Hikma n°36 – Ibn ‘Atâ’i -Llâh Al-Iskandarî commenté par Ahmad Ibn Ajiba

Ne sois pas dans l’attente que cessent en toi les altérations. Cela t’empêche, dans l’état où Il te met, d’être attentif à Lui seul.

        “Etre attentif” signifie ici faire preuve de patience, d’attendre. Les “altérations” désignent ce qui altère l’état du coeur. On emploie ce terme pour désigner un coeur qui régresse d’un état de perfection à un état d’imperfection. Les soufis considèrent que tout ce qui distrait de la Présence de Dieu est une “altérité”. Etre attentif, c’est veiller à ce que son coeur ne s’éloigne pas de la Présence du Seigneur. Le shaykh parle ici de veiller sur son coeur. Veiller sur son âme (ruh), c’est prendre soin de la maintenir dans la contemplation perpétuelle. Veiller sur le secret essentiel, c’est prendre soin de le maintenir dans l’ascension perpétuelle et dans la courtoisie spirituelle vis à vis de Dieu.

        Lorsque Dieu te place dans une situation dans ce monde où tu es dominé par l’existence des autres et où tu es dominé par le sensoriel, alors Il t’a placé extérieurement dans un effort dans ce monde qui te revient de droit, et Il t’oblige donc à t’efforcer à garder ton coeur dans la Présence pour ne pas que tu te mettes à L’oublier, ou à maintenir ton âme dans la contemplation perpétuelle pour ne pas te faire brigander par le monde sensoriel, ou à te battre pour que ton secret essentiel continue à rechercher les grâces et les connaissances et qu’il ne se relâche pas dans ses efforts. N’attends pas d’être libéré de ton travail dans ce monde, car ce faisant tu mettrais ton coeur en sursis. Si tu fais cela, tu perdrais l’attention que tu dois avoir dans la situation où Dieu t’a mis. Ce serait une impolitesse spirituelle de ta part. Ce serait aussi gâcher le moment, sans t’y investir en Dieu. En pas mettre à profit un moment, c’est commettre une erreur qui ne peut se corriger.

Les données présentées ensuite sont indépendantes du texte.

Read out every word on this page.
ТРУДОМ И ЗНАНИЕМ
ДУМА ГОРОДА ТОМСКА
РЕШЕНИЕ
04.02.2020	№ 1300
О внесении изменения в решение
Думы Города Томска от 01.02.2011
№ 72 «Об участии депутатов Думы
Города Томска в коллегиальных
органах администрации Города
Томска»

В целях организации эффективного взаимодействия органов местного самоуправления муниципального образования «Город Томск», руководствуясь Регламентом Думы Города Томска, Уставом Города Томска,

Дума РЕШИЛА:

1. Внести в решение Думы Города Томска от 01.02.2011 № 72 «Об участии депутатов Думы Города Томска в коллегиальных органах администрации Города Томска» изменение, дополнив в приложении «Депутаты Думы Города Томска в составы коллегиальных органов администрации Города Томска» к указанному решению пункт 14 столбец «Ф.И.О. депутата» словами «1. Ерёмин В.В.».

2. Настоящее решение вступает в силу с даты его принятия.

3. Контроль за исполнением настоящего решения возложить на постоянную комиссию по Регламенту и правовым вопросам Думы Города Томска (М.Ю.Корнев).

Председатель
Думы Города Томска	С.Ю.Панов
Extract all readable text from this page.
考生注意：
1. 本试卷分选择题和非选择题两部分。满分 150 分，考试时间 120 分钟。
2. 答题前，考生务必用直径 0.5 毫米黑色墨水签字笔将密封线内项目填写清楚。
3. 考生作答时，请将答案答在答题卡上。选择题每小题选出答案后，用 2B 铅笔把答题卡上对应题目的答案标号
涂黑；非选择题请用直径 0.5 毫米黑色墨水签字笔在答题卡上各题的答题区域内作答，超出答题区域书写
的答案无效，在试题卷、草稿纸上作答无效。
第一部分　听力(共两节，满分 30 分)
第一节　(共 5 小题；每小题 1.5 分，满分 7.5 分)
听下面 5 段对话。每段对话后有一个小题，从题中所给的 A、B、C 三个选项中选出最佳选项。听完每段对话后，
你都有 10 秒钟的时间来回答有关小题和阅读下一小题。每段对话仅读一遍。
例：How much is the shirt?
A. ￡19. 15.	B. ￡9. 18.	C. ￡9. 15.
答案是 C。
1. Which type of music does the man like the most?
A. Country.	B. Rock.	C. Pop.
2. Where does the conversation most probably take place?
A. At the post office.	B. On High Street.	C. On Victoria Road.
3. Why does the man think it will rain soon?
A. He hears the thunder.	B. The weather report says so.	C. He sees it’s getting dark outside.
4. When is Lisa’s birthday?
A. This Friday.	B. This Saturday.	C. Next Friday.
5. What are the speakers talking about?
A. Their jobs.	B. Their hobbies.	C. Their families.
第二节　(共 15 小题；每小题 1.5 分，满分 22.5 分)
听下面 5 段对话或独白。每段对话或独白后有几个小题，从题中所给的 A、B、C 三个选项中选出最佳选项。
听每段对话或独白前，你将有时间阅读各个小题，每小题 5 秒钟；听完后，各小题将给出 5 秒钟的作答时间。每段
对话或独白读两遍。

        J’ai entendu que lorsque le shaykh Moulay al-’Arabi voyait ses disciples au travail et qu’il craignait que le monde sensoriel les déposséderait, il leur hurlait : “Hé vous !” pour les alerter et pour les réveiller de leur torpeur sensorielle. Ash-Sha’rani dit dans al-’Uhud que l’un des shaykhs n’était jamais absent de Dieu, même durant l’acte sexuel. Voilà les capacités des gens préoccupés de Dieu de parmi les connaissants de Dieu. Voilà l’unification dans l’unification ! Et Dieu sait mieux.

        Ceci n’est pas une répétition de notre part de ce que nous avons dit plus haut sur l’erreur d’ajourner tes actions pour un temps où tu serais libre. Cela portait sur les oeuvres du corps, les actions, alors que ceci porte sur les oeuvres du coeur. Il s’agit ici d’attention portée à Lui en toute circonstance, de bien prendre cela en considération et d’agir en conformité à cela. Le succès est auprès de Dieu !

        Lorsque tu auras obtenu l’attention et la contemplation dans l’altérité, ne t’étonnes pas de voir des impuretés dans le monde : tu ne devras pas te les cacher. Voici ce qu’il[Ibn ‘Ata- Allah] en dit :

Tant que tu es en ce bas monde, ne t’étonne pas des tribulations.Celles-ci en font que révéler ce qu’il mérite comme attributs et ce dont il faut le qualifier.